The Terrence Higgins Trust, with the Department of Health and others, want to dedicate the week before World AIDS Day to HIV testing. The week aims to help people understand where and how to get a HIV test, and encourage everyone to go get tested. The main reason for this is that many people in the UK are living with HIV and don’t know – but too often going to a GUM clinic can be intimidating and scary. This campaign can be used to help address those anxieties and get as many people as possible tested.
In 2011 around 96,000 people were living with HIV in the UK. It is estimated that 25% of these are unaware of their status. Some 400-600 people living with HIV die in the UK each year, according to the National AIDS Trust (NAT). The NAT believe that in 2011 there were 6,280 new diagnoses in the UK; 3,010 (48%) were men who have sex with men, with roughly the same number contracting the virus via heterosexual sex. About 40,000 men who have sex with men are currently living with HIV in the UK.
Yet despite these sobering statistics, the government’s obsession with austerity threatens to make the situation worse. We’ve seen cuts to sexual health clinics on and off campus and sexual health charities struggling to survive with little or no support from our government. The obsession with austerity means it is harder and harder for the welfare state and our NHS to provide support to those living with HIV. Cuts in England will also affect the budgets available in the nations for sexual health services.
Although HIV testing week isn’t solely an LGBT issue, the LGBT community are disproportionality affected by these cuts to sexual health services and support.
During National HIV Testing Week and in the weeks leading up to it, I would like students’ unions to hold events to let people know about HIV testing week, get people involved and energised, and to work to ensure that we can get as many students tested as possible. It’s a really exciting campaign and you can work on this in a range of ways.
If you would like to order a free campaign pack for your students’ union to highlight HIV testing week, and or to ensure that HIV testing week remains visible in your students’ union- you can order posters, stickers and myth busting cards here: http://www.hivpreventionengland.org.uk/Resources
This campaign is being run by Public Health England, so you may not be able to find all information about services in the nations via that link. However, you can locate or find your local sexual health clinic, testing facilities or your local HIV charity wherever you are in the UK by going to www.startswithme.org.uk
Here are some more ideas of campaigns that you can run on your campus
You can place posters around on campus and local bars / nightclubs and also hold events where you can talk to students and myth-bust around HIV to break down misunderstandings and stigma. Another idea could be to get students to your local sexual health clinic together to try and break some of the anxieties around going to get checked out.
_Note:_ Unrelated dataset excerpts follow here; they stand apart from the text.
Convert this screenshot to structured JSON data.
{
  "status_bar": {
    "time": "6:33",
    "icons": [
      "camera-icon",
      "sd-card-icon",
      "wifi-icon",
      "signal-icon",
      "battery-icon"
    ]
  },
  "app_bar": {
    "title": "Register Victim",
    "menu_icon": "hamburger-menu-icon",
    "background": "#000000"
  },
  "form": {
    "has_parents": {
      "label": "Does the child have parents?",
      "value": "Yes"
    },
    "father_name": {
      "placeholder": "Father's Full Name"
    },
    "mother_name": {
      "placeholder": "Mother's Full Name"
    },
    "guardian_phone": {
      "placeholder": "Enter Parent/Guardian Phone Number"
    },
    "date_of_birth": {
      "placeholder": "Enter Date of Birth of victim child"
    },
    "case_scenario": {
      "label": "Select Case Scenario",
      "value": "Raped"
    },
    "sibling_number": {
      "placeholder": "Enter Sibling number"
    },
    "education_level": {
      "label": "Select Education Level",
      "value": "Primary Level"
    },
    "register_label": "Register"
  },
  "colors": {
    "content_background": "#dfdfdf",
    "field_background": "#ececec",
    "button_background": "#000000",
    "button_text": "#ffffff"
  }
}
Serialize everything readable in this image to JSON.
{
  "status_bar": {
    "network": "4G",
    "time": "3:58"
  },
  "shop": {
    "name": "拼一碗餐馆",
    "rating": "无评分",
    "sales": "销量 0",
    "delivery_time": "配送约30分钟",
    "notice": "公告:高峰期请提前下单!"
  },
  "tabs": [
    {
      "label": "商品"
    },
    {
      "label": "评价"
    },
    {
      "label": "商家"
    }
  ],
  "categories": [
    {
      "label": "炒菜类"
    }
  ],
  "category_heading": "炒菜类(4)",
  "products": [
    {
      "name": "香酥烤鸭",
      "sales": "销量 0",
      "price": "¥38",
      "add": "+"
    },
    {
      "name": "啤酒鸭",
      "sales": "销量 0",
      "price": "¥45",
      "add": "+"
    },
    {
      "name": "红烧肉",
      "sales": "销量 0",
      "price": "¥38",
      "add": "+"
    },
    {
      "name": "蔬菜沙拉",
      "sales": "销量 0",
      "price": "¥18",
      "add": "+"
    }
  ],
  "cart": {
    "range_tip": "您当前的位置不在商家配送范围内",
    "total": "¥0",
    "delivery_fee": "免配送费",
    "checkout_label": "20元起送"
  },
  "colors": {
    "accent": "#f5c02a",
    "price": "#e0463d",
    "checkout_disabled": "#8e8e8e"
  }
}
Hold a stall on campus which could have red ribbons, condoms, information/leaflets, cakes to give away/sell. Ensuring you have the information for your local sexual health clinic available as well as any local support groups.
Film showings are always popular. Book a lecture theatre or community venue and play a relevant film. “And The Band Played On” and “We Were Here” are 2 very good HIV/AIDS films. This could be free, or again you could ticket the event or ask for donations. Have red ribbons available here too.
Candlelit vigils. Many cities, especially those with a large HIV positive community (London, Brighton, Manchester etc.) hold candlelit vigils for those who have died, are living with or are affected by HIV/AIDS. Organise a trip to your local one. If there isn’t one, then organise your own. Talk to local LGBT charities to see if they can assist you with the organisation and publication. People such as local councilors / MPs are usually quite happy to speak at these events, which will help attract a media presence / spread the word.
Please remember that - Many people don’t like to talk about sexual health, so don’t be disheartened if people don’t talk to you. By being there and visible, you will still help get the issue on people’s minds! And if you have a really great idea or event, let other students’ unions know so they can hear about what you’ve achieved.